Now the King gives Bidnold back to Merivel.  He says:  "What was taken from you is restored in return for the lives you've saved and the man that you have become." 

Merivel as narrator says the great fire of London consumed the great plague of London.  He now will work as a doctor in the city and will help rebuild the King's hospital.  He finishes with:  "The stars that once confused me seem now to light a path that is clear, that I have in truth been traveling for all these days where I met what came and left behind my sorrows and am traveling still." 

 

Good movie.  The story of Dr. Merivel follows the story of the times.  As the times start partying and having fun as a cure-all for all those years of Puritanism under Cromwell, Merivel joins in on the fun.  But soon he is leading a life of debauchery.  King Charles II has quite a few mistresses and loves his cocker spaniels.  Merivel thinks he is getting a big break when the King calls him in to care for the health of his dogs.  After all he now leads a life of luxury and even has access to a bevy of beautiful women. But this actually is a curse, because this life devoted to pleasure saps his mind and body and soon Merivel abandons his career as a doctor.  His foolishness gets him picked as the man to be part of a fake marriage, where Robert marries one of the King's mistress Celia.  Robert falls in love with Celia and is soon in much disfavor with the king.  In one way, the King actually saves Robert by giving him the boot from his position, thereby forcing him to go back to medicine. 

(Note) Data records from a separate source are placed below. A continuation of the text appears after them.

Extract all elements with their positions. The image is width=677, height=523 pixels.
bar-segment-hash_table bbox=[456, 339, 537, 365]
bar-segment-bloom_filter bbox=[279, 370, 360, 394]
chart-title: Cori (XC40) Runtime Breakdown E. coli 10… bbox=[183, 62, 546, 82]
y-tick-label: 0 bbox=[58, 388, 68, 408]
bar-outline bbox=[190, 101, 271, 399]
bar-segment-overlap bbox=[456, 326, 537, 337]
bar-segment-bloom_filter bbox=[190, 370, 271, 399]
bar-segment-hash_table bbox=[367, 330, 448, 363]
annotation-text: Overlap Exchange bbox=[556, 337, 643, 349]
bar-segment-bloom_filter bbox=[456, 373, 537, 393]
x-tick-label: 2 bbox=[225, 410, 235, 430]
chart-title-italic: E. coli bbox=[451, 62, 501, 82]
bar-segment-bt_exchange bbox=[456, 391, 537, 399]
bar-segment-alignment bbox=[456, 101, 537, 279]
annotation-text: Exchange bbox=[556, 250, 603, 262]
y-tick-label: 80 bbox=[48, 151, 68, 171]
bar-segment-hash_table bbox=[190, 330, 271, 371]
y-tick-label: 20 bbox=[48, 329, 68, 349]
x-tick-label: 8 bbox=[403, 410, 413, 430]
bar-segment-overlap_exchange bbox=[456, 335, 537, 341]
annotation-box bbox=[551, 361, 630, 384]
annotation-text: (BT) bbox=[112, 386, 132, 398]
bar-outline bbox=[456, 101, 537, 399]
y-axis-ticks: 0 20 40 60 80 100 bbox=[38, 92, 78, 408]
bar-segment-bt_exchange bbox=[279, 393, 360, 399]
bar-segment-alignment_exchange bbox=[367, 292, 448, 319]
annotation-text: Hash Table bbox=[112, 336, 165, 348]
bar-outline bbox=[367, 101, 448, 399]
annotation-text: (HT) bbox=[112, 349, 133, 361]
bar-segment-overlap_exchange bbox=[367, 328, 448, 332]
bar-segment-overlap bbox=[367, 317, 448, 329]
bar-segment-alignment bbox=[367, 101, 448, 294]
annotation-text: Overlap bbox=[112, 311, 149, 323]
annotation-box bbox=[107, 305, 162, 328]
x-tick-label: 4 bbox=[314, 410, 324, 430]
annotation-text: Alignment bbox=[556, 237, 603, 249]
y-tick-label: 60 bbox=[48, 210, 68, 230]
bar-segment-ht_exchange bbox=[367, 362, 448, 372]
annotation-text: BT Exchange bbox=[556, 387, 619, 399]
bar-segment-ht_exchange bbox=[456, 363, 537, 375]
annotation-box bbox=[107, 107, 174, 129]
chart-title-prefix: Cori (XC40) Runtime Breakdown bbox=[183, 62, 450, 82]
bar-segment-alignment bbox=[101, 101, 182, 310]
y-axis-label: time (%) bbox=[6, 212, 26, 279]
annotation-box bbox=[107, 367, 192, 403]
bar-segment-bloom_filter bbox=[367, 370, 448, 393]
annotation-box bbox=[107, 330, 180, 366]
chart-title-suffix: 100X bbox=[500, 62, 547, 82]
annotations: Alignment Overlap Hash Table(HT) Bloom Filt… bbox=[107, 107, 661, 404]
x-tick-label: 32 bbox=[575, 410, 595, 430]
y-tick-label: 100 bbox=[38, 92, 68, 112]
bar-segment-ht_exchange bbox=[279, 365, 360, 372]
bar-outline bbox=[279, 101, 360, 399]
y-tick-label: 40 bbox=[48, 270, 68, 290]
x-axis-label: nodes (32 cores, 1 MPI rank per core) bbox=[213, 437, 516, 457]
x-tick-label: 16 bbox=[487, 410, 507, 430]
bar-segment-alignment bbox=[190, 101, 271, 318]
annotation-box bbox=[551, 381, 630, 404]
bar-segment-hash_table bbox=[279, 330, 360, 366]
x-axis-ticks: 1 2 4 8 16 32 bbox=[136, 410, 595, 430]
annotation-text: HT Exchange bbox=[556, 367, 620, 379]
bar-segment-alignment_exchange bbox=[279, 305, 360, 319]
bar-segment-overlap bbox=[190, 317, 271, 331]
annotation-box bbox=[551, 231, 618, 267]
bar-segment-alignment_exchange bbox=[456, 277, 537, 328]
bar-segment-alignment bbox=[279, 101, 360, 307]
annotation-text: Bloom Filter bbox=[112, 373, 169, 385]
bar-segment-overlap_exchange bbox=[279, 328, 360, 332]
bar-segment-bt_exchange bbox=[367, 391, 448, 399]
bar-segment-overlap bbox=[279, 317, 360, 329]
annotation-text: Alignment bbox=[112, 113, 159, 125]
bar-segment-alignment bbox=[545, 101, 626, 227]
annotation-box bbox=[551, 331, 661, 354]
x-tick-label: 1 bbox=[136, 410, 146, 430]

Out of necessity partly, Merivel is forced to grow up fast.  Soon he has a new life with a woman named Katherine.  Katherine has a baby, but she dies from the caesarian section.  Now all alone Will is forced to work as a doctor.  Lucky for him, the plague saves him.  It forces him to face a huge challenge, a challenge that he meets and then some.  We finally see a mature and actually happier Robert Merivel arise from the ashes of his former life of debauchery. 

The film gives some history of the times as being much more morally relaxed.  It also gives a some history of London for the great plague was followed by the great fire that in turn helped wipe out the great plague. 

Patrick Louis Cooney, Ph. D.

 


Historical Background:

 

1651 (January 1)  --  the future Charles II is crowned King of Scotland.

1651 (September 3)  --  Charles is defeated by Cromwell at the Battle of Worcester.  Charles goes into exile for nine years in France, the United Provinces and the Spanish Netherlands.

1660  --  Charles returns to England and becomes King Charles II in 1661.  He was known as the Merrie Monarch, because his court was both lively and hedonistic.  This was, in part, a reaction to the puritanism of the more than ten year rule of Oliver Cromwell and the Puritans.  Charles had no children by his wife, but  acknowledged at least twelve children by seven mistresses.

Theaters reopen.  A new bawdy genre is established called "Restoration Comedy".  Moreover, women are now allowed to perform on stage for the first time.

Charles is also a patron of the arts and sciences.  He helps start the Royal Society to promote science.

1665 and 1666  --  unsanitary, overcrowded London experiences the Great Plague.  It killed about 60,000 people (one-fifth of the city's population).

Samuel Pepys, the famous diarist, wrote about the plague saying that "little noise heard day or night but tolling of bells."  For the dead.

1666  (September 2)  --  Great Fire of London begins at 1 a.m. at a Pudding Lane bakehouse in the southern part of London. It helps end the Great Plague. 

1666 (September 6)  --  the fire is extinguished, but at night the flames start up again at the Temple.  The fire destroys 60% percent of the city.  The fire changes the face of London with its medieval street plan as, after the fire, more houses were built with stone and brick, rather than wood.  After the fire the City of London itself becomes more certainly the home of the mercantile class, while Westminster became the aristocratic world of the court.